We are experts at meaning making. When something bad, frustrating or inexplicable happens to us, you can see the wheels start to turn in order to help something make sense. “Oh that car accident I was in as a kid really changed the way I think about death and dying.” “If my first husband hadn’t have been so cruel and heartless I might take for granted how great my current husband is.” “I needed cancer to show me how strong I was.”
This is not a dysfunction or denial. This is beautiful. We might not always remember specifically what happened, but we know who we are now. We can look to the good and the bad we carry with us and link it to some event in the past and turn our memories into lessons that stick with us to this day.
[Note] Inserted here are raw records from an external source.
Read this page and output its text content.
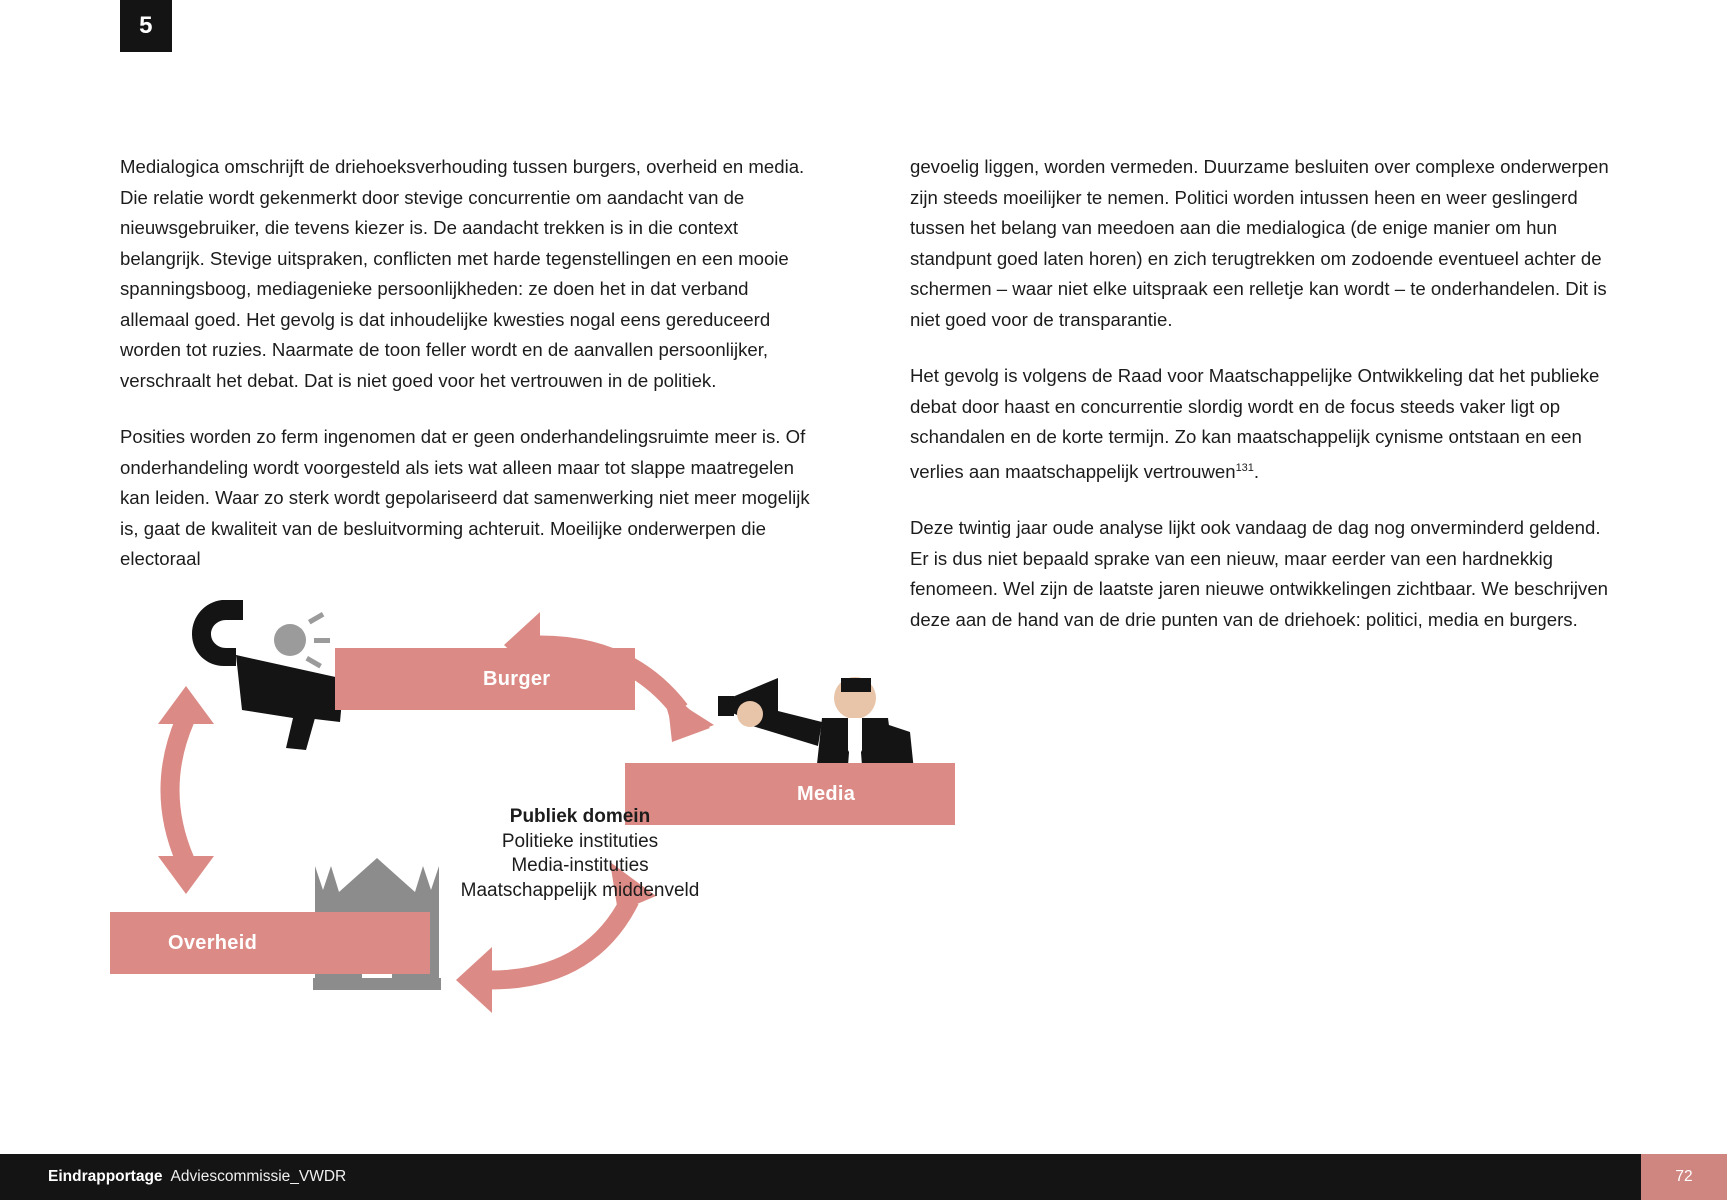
5

Medialogica omschrijft de driehoeksverhouding tussen burgers, overheid en media. Die relatie wordt gekenmerkt door stevige concurrentie om aandacht van de nieuwsgebruiker, die tevens kiezer is. De aandacht trekken is in die context belangrijk. Stevige uitspraken, conflicten met harde tegenstellingen en een mooie spanningsboog, mediagenieke persoonlijkheden: ze doen het in dat verband allemaal goed. Het gevolg is dat inhoudelijke kwesties nogal eens gereduceerd worden tot ruzies. Naarmate de toon feller wordt en de aanvallen persoonlijker, verschraalt het debat. Dat is niet goed voor het vertrouwen in de politiek.

Posities worden zo ferm ingenomen dat er geen onderhandelingsruimte meer is. Of onderhandeling wordt voorgesteld als iets wat alleen maar tot slappe maatregelen kan leiden. Waar zo sterk wordt gepolariseerd dat samenwerking niet meer mogelijk is, gaat de kwaliteit van de besluitvorming achteruit. Moeilijke onderwerpen die electoraal

gevoelig liggen, worden vermeden. Duurzame besluiten over complexe onderwerpen zijn steeds moeilijker te nemen. Politici worden intussen heen en weer geslingerd tussen het belang van meedoen aan die medialogica (de enige manier om hun standpunt goed laten horen) en zich terugtrekken om zodoende eventueel achter de schermen – waar niet elke uitspraak een relletje kan wordt – te onderhandelen. Dit is niet goed voor de transparantie.

Het gevolg is volgens de Raad voor Maatschappelijke Ontwikkeling dat het publieke debat door haast en concurrentie slordig wordt en de focus steeds vaker ligt op schandalen en de korte termijn. Zo kan maatschappelijk cynisme ontstaan en een verlies aan maatschappelijk vertrouwen$^{131}$.

Deze twintig jaar oude analyse lijkt ook vandaag de dag nog onverminderd geldend. Er is dus niet bepaald sprake van een nieuw, maar eerder van een hardnekkig fenomeen. Wel zijn de laatste jaren nieuwe ontwikkelingen zichtbaar. We beschrijven deze aan de hand van de drie punten van de driehoek: politici, media en burgers.

Burger
Media
Overheid
Publiek domein
Politieke instituties
Media-instituties
Maatschappelijk middenveld
Eindrapportage Adviescommissie_VWDR	72
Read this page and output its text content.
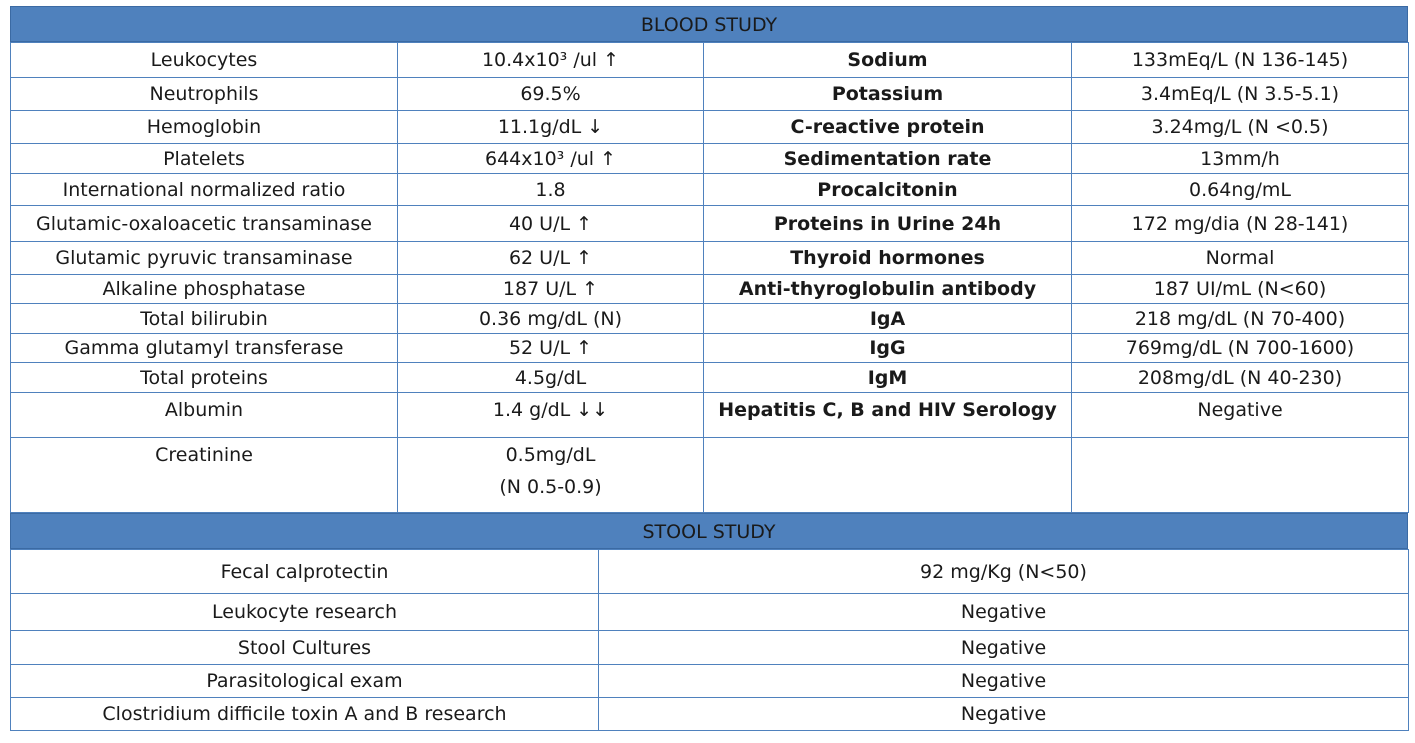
BLOOD STUDY
Leukocytes	10.4x10³ /ul ↑	Sodium	133mEq/L (N 136-145)
Neutrophils	69.5%	Potassium	3.4mEq/L (N 3.5-5.1)
Hemoglobin	11.1g/dL ↓	C-reactive protein	3.24mg/L (N <0.5)
Platelets	644x10³ /ul ↑	Sedimentation rate	13mm/h
International normalized ratio	1.8	Procalcitonin	0.64ng/mL
Glutamic-oxaloacetic transaminase	40 U/L ↑	Proteins in Urine 24h	172 mg/dia (N 28-141)
Glutamic pyruvic transaminase	62 U/L ↑	Thyroid hormones	Normal
Alkaline phosphatase	187 U/L ↑	Anti-thyroglobulin antibody	187 UI/mL (N<60)
Total bilirubin	0.36 mg/dL (N)	IgA	218 mg/dL (N 70-400)
Gamma glutamyl transferase	52 U/L ↑	IgG	769mg/dL (N 700-1600)
Total proteins	4.5g/dL	IgM	208mg/dL (N 40-230)
Albumin	1.4 g/dL ↓↓	Hepatitis C, B and HIV Serology	Negative
Creatinine	0.5mg/dL
(N 0.5-0.9)		

STOOL STUDY
Fecal calprotectin	92 mg/Kg (N<50)
Leukocyte research	Negative
Stool Cultures	Negative
Parasitological exam	Negative
Clostridium difficile toxin A and B research	Negative
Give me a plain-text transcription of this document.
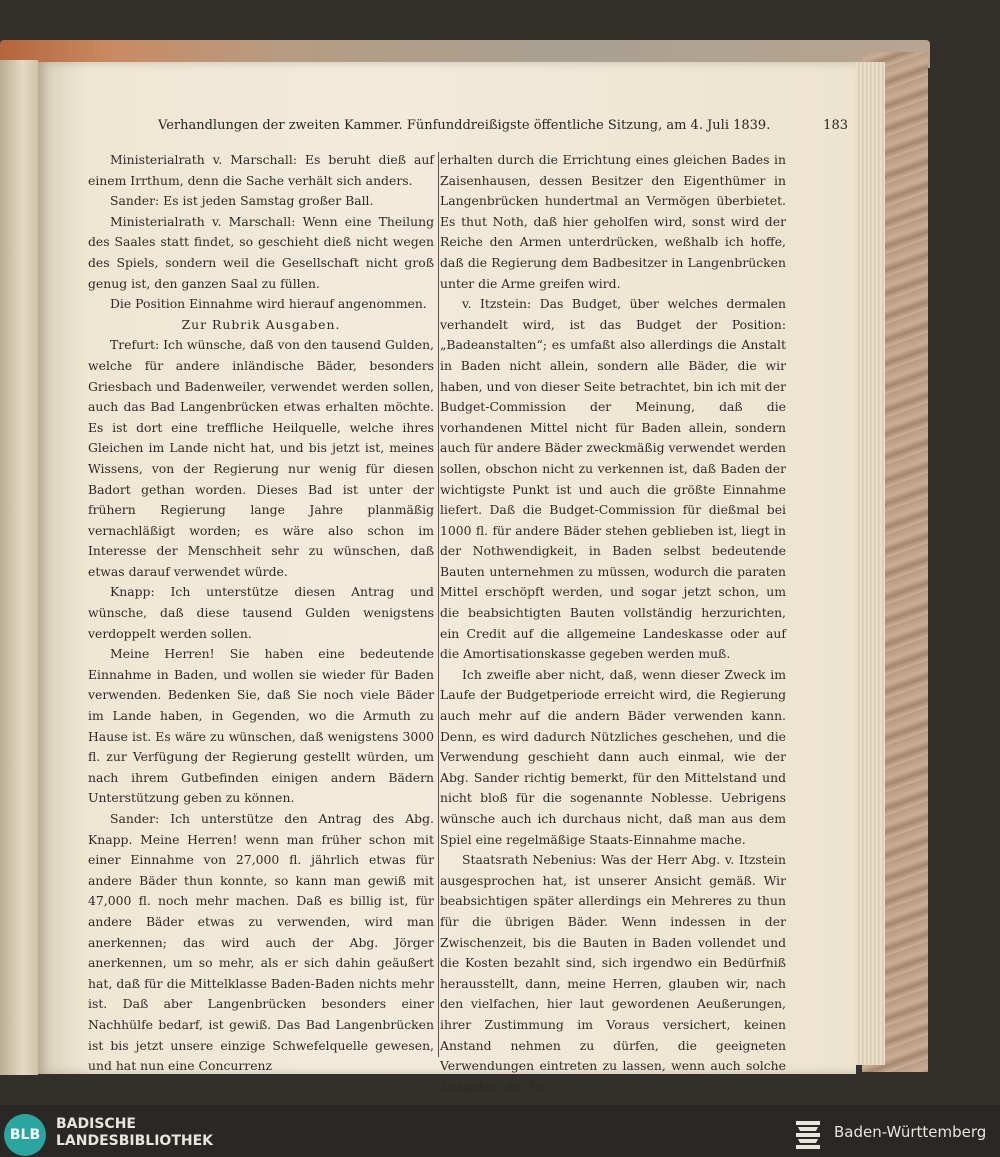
Verhandlungen der zweiten Kammer. Fünfunddreißigste öffentliche Sitzung, am 4. Juli 1839.	183

Ministerialrath v. Marschall: Es beruht dieß auf einem Irrthum, denn die Sache verhält sich anders.

Sander: Es ist jeden Samstag großer Ball.

Ministerialrath v. Marschall: Wenn eine Theilung des Saales statt findet, so geschieht dieß nicht wegen des Spiels, sondern weil die Gesellschaft nicht groß genug ist, den ganzen Saal zu füllen.

Die Position Einnahme wird hierauf angenommen.

Zur Rubrik Ausgaben.

Trefurt: Ich wünsche, daß von den tausend Gulden, welche für andere inländische Bäder, besonders Griesbach und Badenweiler, verwendet werden sollen, auch das Bad Langenbrücken etwas erhalten möchte. Es ist dort eine treffliche Heilquelle, welche ihres Gleichen im Lande nicht hat, und bis jetzt ist, meines Wissens, von der Regierung nur wenig für diesen Badort gethan worden. Dieses Bad ist unter der frühern Regierung lange Jahre planmäßig vernachläßigt worden; es wäre also schon im Interesse der Menschheit sehr zu wünschen, daß etwas darauf verwendet würde.

Knapp: Ich unterstütze diesen Antrag und wünsche, daß diese tausend Gulden wenigstens verdoppelt werden sollen.

Meine Herren! Sie haben eine bedeutende Einnahme in Baden, und wollen sie wieder für Baden verwenden. Bedenken Sie, daß Sie noch viele Bäder im Lande haben, in Gegenden, wo die Armuth zu Hause ist. Es wäre zu wünschen, daß wenigstens 3000 fl. zur Verfügung der Regierung gestellt würden, um nach ihrem Gutbefinden einigen andern Bädern Unterstützung geben zu können.

Sander: Ich unterstütze den Antrag des Abg. Knapp. Meine Herren! wenn man früher schon mit einer Einnahme von 27,000 fl. jährlich etwas für andere Bäder thun konnte, so kann man gewiß mit 47,000 fl. noch mehr machen. Daß es billig ist, für andere Bäder etwas zu verwenden, wird man anerkennen; das wird auch der Abg. Jörger anerkennen, um so mehr, als er sich dahin geäußert hat, daß für die Mittelklasse Baden-Baden nichts mehr ist. Daß aber Langenbrücken besonders einer Nachhülfe bedarf, ist gewiß. Das Bad Langenbrücken ist bis jetzt unsere einzige Schwefelquelle gewesen, und hat nun eine Concurrenz

erhalten durch die Errichtung eines gleichen Bades in Zaisenhausen, dessen Besitzer den Eigenthümer in Langenbrücken hundertmal an Vermögen überbietet. Es thut Noth, daß hier geholfen wird, sonst wird der Reiche den Armen unterdrücken, weßhalb ich hoffe, daß die Regierung dem Badbesitzer in Langenbrücken unter die Arme greifen wird.

v. Itzstein: Das Budget, über welches dermalen verhandelt wird, ist das Budget der Position: „Badeanstalten“; es umfaßt also allerdings die Anstalt in Baden nicht allein, sondern alle Bäder, die wir haben, und von dieser Seite betrachtet, bin ich mit der Budget-Commission der Meinung, daß die vorhandenen Mittel nicht für Baden allein, sondern auch für andere Bäder zweckmäßig verwendet werden sollen, obschon nicht zu verkennen ist, daß Baden der wichtigste Punkt ist und auch die größte Einnahme liefert. Daß die Budget-Commission für dießmal bei 1000 fl. für andere Bäder stehen geblieben ist, liegt in der Nothwendigkeit, in Baden selbst bedeutende Bauten unternehmen zu müssen, wodurch die paraten Mittel erschöpft werden, und sogar jetzt schon, um die beabsichtigten Bauten vollständig herzurichten, ein Credit auf die allgemeine Landeskasse oder auf die Amortisationskasse gegeben werden muß.

Ich zweifle aber nicht, daß, wenn dieser Zweck im Laufe der Budgetperiode erreicht wird, die Regierung auch mehr auf die andern Bäder verwenden kann. Denn, es wird dadurch Nützliches geschehen, und die Verwendung geschieht dann auch einmal, wie der Abg. Sander richtig bemerkt, für den Mittelstand und nicht bloß für die sogenannte Noblesse. Uebrigens wünsche auch ich durchaus nicht, daß man aus dem Spiel eine regelmäßige Staats-Einnahme mache.

Staatsrath Nebenius: Was der Herr Abg. v. Itzstein ausgesprochen hat, ist unserer Ansicht gemäß. Wir beabsichtigen später allerdings ein Mehreres zu thun für die übrigen Bäder. Wenn indessen in der Zwischenzeit, bis die Bauten in Baden vollendet und die Kosten bezahlt sind, sich irgendwo ein Bedürfniß herausstellt, dann, meine Herren, glauben wir, nach den vielfachen, hier laut gewordenen Aeußerungen, ihrer Zustimmung im Voraus versichert, keinen Anstand nehmen zu dürfen, die geeigneten Verwendungen eintreten zu lassen, wenn auch solche Ausgaben die Fol-

BLB
BADISCHE
LANDESBIBLIOTHEK	Baden-Württemberg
We are who we are today because of the culmination of events that happened back there in the haze.
Letter writing.
I do this one all the time. Write a letter to the person you struggle to forgive. Write a letter to you when you were five. Write a letter to your future self. Write a letter to someone you really wronged and ask forgiveness. The idea isn’t to mail them. You don’t have to. In some cases you can’t. In some cases you shouldn’t. Putting pen to paper, or feverishly typing on a keyboard gives you a chance to say the unsaid, to finish the encounter.
That’s not to say that there aren’t some people out there who do need to send the letter. There are lots of people in my life who have really hurt me. If they sent me a letter of apology today I’d still be able to cry the same tears of relief today as I would have twenty years ago. (You can give it a go at jennifer.moore.mft@gmail.com if you feel so lead.) There is something to be said for making amends.
Rewriting the old story.
If the memories are so narrowly accurate anyway, whats the harm in taking a few helpful creative liberties? No I don’t mean revisionist history here. We can’t change what has happened. But we can look back at old events with wiser eyes. For example we could keep beating ourselves up for dropping out of college, or we could look back and realize the kid who dropped out was practically a baby. Maturity was not their strong suit. Their biggest worry was if they had enough hairspray to get their bangs high enough. What did they know about careers and finance? They wanted to be free, and they chose a path. It was actually brave in a lot of ways. And hey, no school debt, yes?
I’ll admit, this one takes a little practice. It also requires a lot of grace, kindness, nonjudgmental thoughts, and sometimes help from a qualified professional.
Accept what you might not know.
Here are a few things you might not know about that thing that happened in the past. You might not know what it was like to be around you. You might not know everything that person was going through. You might not know if changing your actions would have changed the outcome. You might not know some miscellaneous tiny detail that actually completely dominated why that thing happened. In fact, if you only remember twenty percent of what actually happened, and probably only 4% of the observable information contributing to the event and a microscopically sized portion of all the knowable information not to mention zero percent of the unknowable information (whoa we went quantum there) then how can you base your opinions and beliefs about yourself and others on those memories?!
Here’s the bottom line. You aren’t always in charge of what happens to you or around you. But you do hold the pen that writes the moral of these stories. And the moral is why we tell them in the first place, no?
Final truth, You are not what has happened to you. You are not what you have done. You are a being of endless, measureless, and astounding possibilities in the right here and now. You are always capable of surprising yourself with something completely new. And that is something worth writing a letter to the past about.